Interview de Cyriaque Dailland : Analyste-gérant pays émergents et devises chez Conviction Asset Management

Cyriaque Dailland

Analyste-gérant pays émergents et devises chez Conviction Asset Management

La baisse du yuan n'est pas une réponse apportée au ralentissement économique de la Chine

Publié le 26 Février 2014

Quelle lecture faites-vous de la baisse du yuan par rapport au dollar ces derniers jours ?
Trois indicateurs peuvent être suivis s’agissant de la parité yuan dollar: le taux de change de référence de la Banque centrale, le taux de change sur le marché de Shanghai, le taux de change sur le marché de Hong Kong.
L’indicateur clé est le taux de référence de la Banque centrale. Cet indicateur a relativement peu baissé. Le mouvement de l’institution monétaire s’explique principalement par une volonté d’estomper les flux entrants spéculatifs sur la devise.

Que voulez-vous dire ?
La Banque centrale a voulu faire comprendre aux investisseurs qu’il n’était pas question que le yuan suive une appréciation linéaire à hauteur de 0,05% tous les jours. La logique poursuivie est plus une logique de marché qu’une logique économique.

L’intervention a permis de nettoyer une partie sur le marché...

Face à la hausse de la volatilité, les investisseurs les plus courtermistes se sont retirés.

Ne pensez-vous pas que la baisse du taux de change est un élément de réponse apporté au ralentissement économique observé dans le pays ?
Les autorités chinoises n’ont plus la volonté d’accumuler massivement des réserves de change car elles souhaitent rééquilibrer leur économie. Elles sont désireuses d’amoindrir le coût des matières premières importées.
La réalisation de ces deux souhaits supposent un renforcement de la devise plutôt qu’une dépréciation.

Vous ne faites donc pas le lien entre la dépréciation de la devise et le recul de l’indice PMI du secteur manufacturier chinois ces deux derniers mois…

Je ne le pense pas. Si les autorités avaient voulu procéder à une dépréciation de la devise pour des considérations économiques, elles l’auraient fait progressivement et non par un mouvement brusque. Nous sommes ici davantage face à un avertissement pour les intervenants de marché.
Malgré le recul des indices PMI, il ne me semble pas que les dirigeants chinois aient de fortes craintes sur la croissance en tant que tel. Ce d’autant plus que la balance commerciale de la Chine est sur ces plus haut en janvier.
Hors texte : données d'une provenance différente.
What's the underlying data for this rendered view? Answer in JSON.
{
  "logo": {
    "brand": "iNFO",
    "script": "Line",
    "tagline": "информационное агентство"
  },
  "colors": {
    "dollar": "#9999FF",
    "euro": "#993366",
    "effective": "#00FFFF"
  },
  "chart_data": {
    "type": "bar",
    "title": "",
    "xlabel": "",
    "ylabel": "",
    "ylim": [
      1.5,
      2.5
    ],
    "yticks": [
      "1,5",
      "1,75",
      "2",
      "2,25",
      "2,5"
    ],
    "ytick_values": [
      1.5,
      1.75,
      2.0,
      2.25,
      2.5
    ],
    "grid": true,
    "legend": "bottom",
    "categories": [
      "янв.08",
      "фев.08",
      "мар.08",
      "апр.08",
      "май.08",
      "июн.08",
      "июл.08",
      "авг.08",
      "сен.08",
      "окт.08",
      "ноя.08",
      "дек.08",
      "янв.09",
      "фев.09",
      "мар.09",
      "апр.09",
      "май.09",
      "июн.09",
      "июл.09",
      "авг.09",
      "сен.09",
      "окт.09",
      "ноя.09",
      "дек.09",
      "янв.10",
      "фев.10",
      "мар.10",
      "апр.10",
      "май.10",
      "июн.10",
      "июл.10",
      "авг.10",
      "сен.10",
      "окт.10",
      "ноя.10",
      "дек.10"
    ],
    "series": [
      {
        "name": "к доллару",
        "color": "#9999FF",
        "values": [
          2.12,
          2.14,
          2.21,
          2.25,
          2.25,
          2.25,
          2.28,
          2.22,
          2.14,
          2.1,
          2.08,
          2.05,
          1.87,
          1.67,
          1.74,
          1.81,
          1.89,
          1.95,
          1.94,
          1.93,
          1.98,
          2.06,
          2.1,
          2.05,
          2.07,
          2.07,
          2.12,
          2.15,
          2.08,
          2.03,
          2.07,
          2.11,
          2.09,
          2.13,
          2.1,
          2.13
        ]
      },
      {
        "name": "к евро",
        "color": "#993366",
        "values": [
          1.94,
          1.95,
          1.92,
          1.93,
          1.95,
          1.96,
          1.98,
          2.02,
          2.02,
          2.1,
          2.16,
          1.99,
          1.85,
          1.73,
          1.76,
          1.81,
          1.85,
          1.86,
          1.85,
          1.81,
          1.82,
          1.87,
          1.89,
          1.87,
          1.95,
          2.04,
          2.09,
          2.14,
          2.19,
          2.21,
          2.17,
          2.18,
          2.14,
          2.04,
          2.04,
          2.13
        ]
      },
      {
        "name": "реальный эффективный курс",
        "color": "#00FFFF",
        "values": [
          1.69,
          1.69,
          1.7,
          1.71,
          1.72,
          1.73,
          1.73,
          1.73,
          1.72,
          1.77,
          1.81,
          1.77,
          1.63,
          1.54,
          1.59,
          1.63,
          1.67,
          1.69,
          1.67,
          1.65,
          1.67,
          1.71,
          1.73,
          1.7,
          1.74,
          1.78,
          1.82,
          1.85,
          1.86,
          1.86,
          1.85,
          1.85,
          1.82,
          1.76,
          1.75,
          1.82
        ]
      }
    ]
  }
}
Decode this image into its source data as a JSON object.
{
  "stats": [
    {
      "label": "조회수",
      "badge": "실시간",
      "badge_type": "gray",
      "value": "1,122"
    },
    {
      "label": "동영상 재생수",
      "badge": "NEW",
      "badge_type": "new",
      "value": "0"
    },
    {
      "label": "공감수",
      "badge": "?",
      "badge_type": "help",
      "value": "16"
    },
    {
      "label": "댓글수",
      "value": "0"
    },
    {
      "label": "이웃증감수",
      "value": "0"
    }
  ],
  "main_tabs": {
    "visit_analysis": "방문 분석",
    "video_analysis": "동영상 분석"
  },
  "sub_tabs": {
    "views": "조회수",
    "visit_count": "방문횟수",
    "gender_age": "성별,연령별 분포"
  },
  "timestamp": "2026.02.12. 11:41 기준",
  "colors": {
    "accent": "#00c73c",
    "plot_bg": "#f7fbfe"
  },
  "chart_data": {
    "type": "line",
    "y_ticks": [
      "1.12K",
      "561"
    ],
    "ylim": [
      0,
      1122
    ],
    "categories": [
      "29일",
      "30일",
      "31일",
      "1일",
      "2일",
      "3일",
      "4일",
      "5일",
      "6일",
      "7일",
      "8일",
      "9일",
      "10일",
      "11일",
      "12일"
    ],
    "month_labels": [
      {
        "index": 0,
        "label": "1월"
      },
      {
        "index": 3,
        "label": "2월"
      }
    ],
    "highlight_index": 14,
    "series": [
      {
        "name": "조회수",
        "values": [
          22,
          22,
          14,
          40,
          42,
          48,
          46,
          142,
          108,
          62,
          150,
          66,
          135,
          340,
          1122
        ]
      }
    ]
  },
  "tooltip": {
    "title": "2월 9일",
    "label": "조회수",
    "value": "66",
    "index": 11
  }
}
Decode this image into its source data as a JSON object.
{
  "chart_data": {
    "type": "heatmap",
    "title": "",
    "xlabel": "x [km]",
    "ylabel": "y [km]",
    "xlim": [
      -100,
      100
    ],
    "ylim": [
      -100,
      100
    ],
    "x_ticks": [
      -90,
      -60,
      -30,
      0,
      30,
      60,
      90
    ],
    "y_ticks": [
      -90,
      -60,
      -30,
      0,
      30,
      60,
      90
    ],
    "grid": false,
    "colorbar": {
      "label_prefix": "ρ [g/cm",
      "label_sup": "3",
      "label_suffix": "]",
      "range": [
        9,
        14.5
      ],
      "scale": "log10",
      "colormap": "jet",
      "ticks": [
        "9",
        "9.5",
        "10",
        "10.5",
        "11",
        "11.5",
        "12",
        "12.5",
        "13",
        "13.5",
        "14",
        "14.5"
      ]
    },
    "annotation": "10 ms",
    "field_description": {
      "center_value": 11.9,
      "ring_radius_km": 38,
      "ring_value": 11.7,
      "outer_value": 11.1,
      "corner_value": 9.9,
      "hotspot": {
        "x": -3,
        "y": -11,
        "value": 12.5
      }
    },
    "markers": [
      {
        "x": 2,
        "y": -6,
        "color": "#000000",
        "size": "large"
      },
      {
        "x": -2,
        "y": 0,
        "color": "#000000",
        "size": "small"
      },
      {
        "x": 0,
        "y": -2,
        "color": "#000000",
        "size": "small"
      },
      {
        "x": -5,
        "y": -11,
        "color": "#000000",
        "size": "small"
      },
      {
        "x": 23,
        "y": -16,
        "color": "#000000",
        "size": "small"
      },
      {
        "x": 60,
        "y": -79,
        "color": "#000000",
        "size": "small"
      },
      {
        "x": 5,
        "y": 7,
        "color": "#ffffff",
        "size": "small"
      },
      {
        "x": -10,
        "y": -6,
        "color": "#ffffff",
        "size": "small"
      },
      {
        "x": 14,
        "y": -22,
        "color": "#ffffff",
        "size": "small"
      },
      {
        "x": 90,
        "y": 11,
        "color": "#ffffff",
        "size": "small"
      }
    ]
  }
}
Selon vous, plutôt que de remettre en question la tendance de l’appréciation en elle-même, c’est plutôt le rythme d’appréciation qui pourrait être reconsidéré ?
Au pire, l’institution monétaire pourrait laisser la devise se stabiliser quelques mois.

A ce jour, les intervenants de marché ont une marge de manœuvre de plus ou moins 1% par rapport au taux de référence de la Banque centrale. Ces derniers peuvent fixer un cours uniquement dans la fourchette autorisée. Il est question de doubler le corridor. Qu’en pensez-vous ?

Cette extension pourrait se faire en deux étapes (1,5% puis 2%) et s’inscrit dans une optique d’internationalisation de la devise.

Quel potentiel d’appréciation additionnel voyez-vous encore sur la devise ?

En parité de pouvoir d’achat, le yuan qui était fortement sous valorisé l’est un peu moins. Nous pourrions encore avoir une appréciation du cours du yuan de 10%, à hauteur de 2% à 4% par an.